Many cannabis extract consumers may be wondering what the difference is between extracts made with hydrocarbons, like butane, and those made with supercritical CO2 extraction. Let’s take a brief look under the hood of these two extraction methods and see what the differences really are…
First up is hydrocarbon extraction. When hydrocarbons like butane are used, they soak the plant material in liquid butane for a number of minutes. The butane chemically puts a range of plant materials into solution and extracts them all at once. Fortunately, chlorophyll and other plant compounds that would ruin the extraction are not as readily soluble in hydrocarbons and if the extraction is carefully timed, few of these compounds make it into the final extract.
What does make it into some final extracts though, is part of a larger problem inherent to hydrocarbons. Butane is both poisonous and explosive, so it’s nasty stuff to work with. To legally do butane extractions, a Class 1 Explosion Proof Room is required. While these protective rooms can help prevent some level of property damage to the surrounding structure – they don’t do anything to protect the people inside the room. A number of people die from butane based explosions every year and others are overcome with the gas and have to be hospitalized. And while you would hope that is the end of the story, it’s not.
If extracts are not properly processed and evacuated of all butane, residual butane can remain. The serious problem with residual butane is when it is heated to 900 degrees (something that can happen with modern “dab rigs”), it forms benzene. And benzene is extremely hazardous, even in small quantities. Unfortunately, benzene isn’t the only possible hazard. Butane is an excellent solvent for cannabis, but it is also an excellent solvent for other things, such as machine and valve oil. The types of things you find in tanks that have been used over and over again and serviced. This oil readily dissolves in butane and then is left as a residual in the cannabis extract when the butane is removed. All of these residual compounds can end up spelling trouble for someone’s health. There must be a better way than this. That is where supercritical CO2 extraction comes in.

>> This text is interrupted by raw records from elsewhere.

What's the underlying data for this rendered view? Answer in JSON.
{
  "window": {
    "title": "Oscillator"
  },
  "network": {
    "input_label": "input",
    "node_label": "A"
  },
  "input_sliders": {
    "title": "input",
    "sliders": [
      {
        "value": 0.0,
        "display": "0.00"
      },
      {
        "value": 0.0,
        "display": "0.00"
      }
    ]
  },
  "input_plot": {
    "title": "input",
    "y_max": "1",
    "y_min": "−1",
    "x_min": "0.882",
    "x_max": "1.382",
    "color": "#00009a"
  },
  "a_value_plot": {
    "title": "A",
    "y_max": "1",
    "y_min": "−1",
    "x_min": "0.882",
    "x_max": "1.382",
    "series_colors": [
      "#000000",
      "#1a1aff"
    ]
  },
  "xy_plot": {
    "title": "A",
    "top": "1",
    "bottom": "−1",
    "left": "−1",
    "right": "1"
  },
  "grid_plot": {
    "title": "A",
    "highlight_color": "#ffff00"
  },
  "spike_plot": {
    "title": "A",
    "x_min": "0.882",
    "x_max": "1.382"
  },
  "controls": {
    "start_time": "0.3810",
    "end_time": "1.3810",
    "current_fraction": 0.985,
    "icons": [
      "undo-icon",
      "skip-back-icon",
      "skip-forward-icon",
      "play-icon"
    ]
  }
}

CO2 extractions use CO2 as a non-polar solvent to dissolve the fats and oils accumulated in the cannabis plant. And CO2 extractions are highly selective. CO2 is also non-toxic to the point we load our soft drinks with it. CO2 also cannot exist in any form but a gas at 1 atmosphere of pressure, so it leaves behind a very pure extraction when returned to normal pressures. Even if CO2 did leave a residual, it would be non-toxic. CO2 is not flammable at all, in fact, you could extinguish a butane fire with CO2.
At various pressures and temperatures, CO2 will selectively dissolve waxes, terpenes, and cannabinoids. These elements can then be processed individually, or selectively recombined to form a wide variety of products. The products produced are very pure and never contain a toxin risk.
However, CO2 is not without its drawbacks. The processing time needed to produce a CO2 extraction is much longer than butane. This is because a larger amount of solvent is needed and current flow rates limit how much solvent passes over material in any given minute. As a result, CO2 extraction products can be a little more expensive.
However, for those interested in being as healthy as possible when consuming cannabis concentrates, the clear choice is CO2 extraction. It is for these very reasons we only teach supercritical CO2 extraction at UCANNTECH, we do not teach hydrocarbon extraction. We believe any encounter with cannabis should be a healthy one.